FIG. 3 is a system diagram for explaining a numerical control system of the screw-type mechanical press shown in FIG. 2;

FIG. 4 is a front view showing a state in which slides of two adjacent processing stations are connected by a slide plate in the screw-type mechanical press shown in FIG. 2;
is there.

5 is a front view showing a state in which slides of all processing stations are connected by one slide plate in the screw-type mechanical press shown in FIG. 2;

FIG. 6 is an explanatory diagram showing an example of a combination of connection of each slide and various slide plates.

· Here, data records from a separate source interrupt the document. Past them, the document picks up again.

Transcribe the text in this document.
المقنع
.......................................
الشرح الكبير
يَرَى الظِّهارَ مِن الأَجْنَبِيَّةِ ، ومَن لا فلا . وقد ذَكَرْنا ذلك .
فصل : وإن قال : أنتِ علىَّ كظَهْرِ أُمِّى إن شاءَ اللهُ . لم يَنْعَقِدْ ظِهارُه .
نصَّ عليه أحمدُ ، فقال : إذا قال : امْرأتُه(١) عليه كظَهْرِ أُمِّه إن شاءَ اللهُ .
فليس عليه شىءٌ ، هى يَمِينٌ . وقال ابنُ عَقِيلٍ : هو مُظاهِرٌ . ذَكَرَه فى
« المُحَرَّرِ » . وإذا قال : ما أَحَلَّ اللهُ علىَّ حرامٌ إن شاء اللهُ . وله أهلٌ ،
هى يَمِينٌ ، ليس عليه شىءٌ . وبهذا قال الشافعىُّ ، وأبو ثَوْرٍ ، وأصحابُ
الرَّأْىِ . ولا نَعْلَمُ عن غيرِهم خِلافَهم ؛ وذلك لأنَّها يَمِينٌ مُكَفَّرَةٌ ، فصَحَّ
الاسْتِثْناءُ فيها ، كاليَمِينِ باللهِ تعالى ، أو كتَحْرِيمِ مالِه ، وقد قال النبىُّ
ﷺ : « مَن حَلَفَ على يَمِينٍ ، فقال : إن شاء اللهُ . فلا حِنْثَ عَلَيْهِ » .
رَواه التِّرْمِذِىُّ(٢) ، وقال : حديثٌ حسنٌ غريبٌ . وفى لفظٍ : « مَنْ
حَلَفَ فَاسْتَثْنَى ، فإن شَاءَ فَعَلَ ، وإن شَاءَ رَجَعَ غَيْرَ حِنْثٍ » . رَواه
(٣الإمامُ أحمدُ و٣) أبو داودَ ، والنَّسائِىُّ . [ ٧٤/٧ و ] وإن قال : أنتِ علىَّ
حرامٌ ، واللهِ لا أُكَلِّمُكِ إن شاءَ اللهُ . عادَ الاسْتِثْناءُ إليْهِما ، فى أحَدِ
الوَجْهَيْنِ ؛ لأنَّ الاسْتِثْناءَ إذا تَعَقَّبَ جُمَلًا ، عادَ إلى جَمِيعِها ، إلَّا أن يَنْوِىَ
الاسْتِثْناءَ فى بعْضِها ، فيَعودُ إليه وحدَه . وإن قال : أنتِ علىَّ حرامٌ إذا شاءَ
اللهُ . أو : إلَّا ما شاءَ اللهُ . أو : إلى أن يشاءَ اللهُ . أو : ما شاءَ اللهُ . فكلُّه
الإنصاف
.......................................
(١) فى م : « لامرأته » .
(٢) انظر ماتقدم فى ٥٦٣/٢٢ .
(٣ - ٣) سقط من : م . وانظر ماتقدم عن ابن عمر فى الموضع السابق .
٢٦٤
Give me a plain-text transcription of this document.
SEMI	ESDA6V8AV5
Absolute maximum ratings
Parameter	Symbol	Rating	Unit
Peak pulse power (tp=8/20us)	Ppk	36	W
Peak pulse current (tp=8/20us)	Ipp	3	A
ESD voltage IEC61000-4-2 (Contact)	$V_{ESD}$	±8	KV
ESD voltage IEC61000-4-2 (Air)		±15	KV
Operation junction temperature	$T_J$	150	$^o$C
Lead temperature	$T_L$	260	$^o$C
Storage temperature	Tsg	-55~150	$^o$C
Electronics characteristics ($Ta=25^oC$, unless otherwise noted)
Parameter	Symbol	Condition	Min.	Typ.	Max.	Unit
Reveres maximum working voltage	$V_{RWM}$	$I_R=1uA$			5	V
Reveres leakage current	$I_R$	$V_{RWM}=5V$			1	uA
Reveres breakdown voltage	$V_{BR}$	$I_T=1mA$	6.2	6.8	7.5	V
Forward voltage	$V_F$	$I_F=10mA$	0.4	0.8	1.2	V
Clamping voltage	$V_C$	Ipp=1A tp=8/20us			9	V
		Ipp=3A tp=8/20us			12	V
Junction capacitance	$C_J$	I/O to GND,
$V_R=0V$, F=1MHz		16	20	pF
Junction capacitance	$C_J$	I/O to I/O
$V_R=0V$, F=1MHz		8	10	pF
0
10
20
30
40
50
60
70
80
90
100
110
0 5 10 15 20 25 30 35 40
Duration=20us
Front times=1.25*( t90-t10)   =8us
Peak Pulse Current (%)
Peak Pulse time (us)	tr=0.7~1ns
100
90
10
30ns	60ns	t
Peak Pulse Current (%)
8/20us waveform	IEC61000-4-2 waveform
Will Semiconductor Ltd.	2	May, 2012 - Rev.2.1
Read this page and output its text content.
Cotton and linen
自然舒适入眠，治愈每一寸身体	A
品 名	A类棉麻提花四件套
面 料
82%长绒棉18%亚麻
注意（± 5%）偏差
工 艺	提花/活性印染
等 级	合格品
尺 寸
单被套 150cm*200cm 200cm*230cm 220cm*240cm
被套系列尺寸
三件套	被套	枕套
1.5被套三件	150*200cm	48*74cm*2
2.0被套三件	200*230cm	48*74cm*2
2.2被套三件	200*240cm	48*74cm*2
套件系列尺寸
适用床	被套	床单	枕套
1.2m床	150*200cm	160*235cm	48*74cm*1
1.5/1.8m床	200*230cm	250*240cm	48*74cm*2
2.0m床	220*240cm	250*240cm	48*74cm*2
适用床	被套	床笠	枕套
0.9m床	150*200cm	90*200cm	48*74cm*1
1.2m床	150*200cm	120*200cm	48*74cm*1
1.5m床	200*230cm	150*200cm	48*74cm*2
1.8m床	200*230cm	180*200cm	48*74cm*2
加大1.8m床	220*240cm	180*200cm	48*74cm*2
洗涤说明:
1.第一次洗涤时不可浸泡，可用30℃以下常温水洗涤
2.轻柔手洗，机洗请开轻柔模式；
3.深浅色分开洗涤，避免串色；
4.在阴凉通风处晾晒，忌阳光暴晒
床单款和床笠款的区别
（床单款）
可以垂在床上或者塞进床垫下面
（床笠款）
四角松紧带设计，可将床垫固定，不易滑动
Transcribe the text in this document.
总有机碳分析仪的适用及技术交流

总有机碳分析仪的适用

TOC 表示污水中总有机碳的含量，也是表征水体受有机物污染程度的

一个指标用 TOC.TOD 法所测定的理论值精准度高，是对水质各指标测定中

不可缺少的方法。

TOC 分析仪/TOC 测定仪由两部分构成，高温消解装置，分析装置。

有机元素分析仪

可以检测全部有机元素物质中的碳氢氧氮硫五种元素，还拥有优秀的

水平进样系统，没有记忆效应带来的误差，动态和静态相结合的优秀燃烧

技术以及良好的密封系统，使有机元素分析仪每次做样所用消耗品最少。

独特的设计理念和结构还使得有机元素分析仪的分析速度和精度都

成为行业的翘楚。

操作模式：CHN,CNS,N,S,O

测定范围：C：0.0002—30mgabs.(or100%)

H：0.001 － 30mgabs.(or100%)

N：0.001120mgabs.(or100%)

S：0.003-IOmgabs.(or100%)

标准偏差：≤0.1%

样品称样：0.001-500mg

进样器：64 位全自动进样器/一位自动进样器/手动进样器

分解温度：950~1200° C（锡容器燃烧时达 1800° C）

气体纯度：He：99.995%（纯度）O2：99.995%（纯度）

FIG. 7 is an explanatory diagram showing a displacement when an arbitrary slide is moved up and down with a synchronization or a phase difference in a state of being separated or connected.

[Explanation of symbols]

1 is a frame, 2 is a cross beam, 11 and 12 are screw mechanisms, 13
Is a connecting rod, 14 and 15 are pulleys, 16 is a belt, 17 is an electromagnetic brake, 18 is a proximity sensor, 19 is a rotary encoder, 21 is a cylinder, 22 is a piston, and 23 and 24.
Is a tapered roller bearing, M is a machining station, SL is a slide, SM is a servomotor, SP is a slide plate,
d is the phase difference.

Claims (5)

[Claims] 1. A plurality of processing stations for raising and lowering slides by driving a screw mechanism by a servomotor and arranging the slides independently and simultaneously or with an arbitrary phase difference. A screw-type mechanical press characterized by the following. 2. The slides of a plurality of processing stations are connected by a slide plate mounted on the lower surface thereof.
The screw-type mechanical press according to claim 1, wherein the elevation of all the connected slides is controlled synchronously. 3. The slides of any of a plurality of processing stations are connected by a slide plate mounted on a lower surface thereof.
The screw-type mechanical press according to claim 1, wherein lifting and lowering of other slides are controlled synchronously except for an arbitrary slide among the connected slides. 4. The screw-type mechanical press according to claim 2, wherein each slide is provided with identification means for determining a type and a connection state of a slide plate mounted on the slide. 5. The screw-type mechanical press according to claim 1, further comprising setting means for setting an allowable load.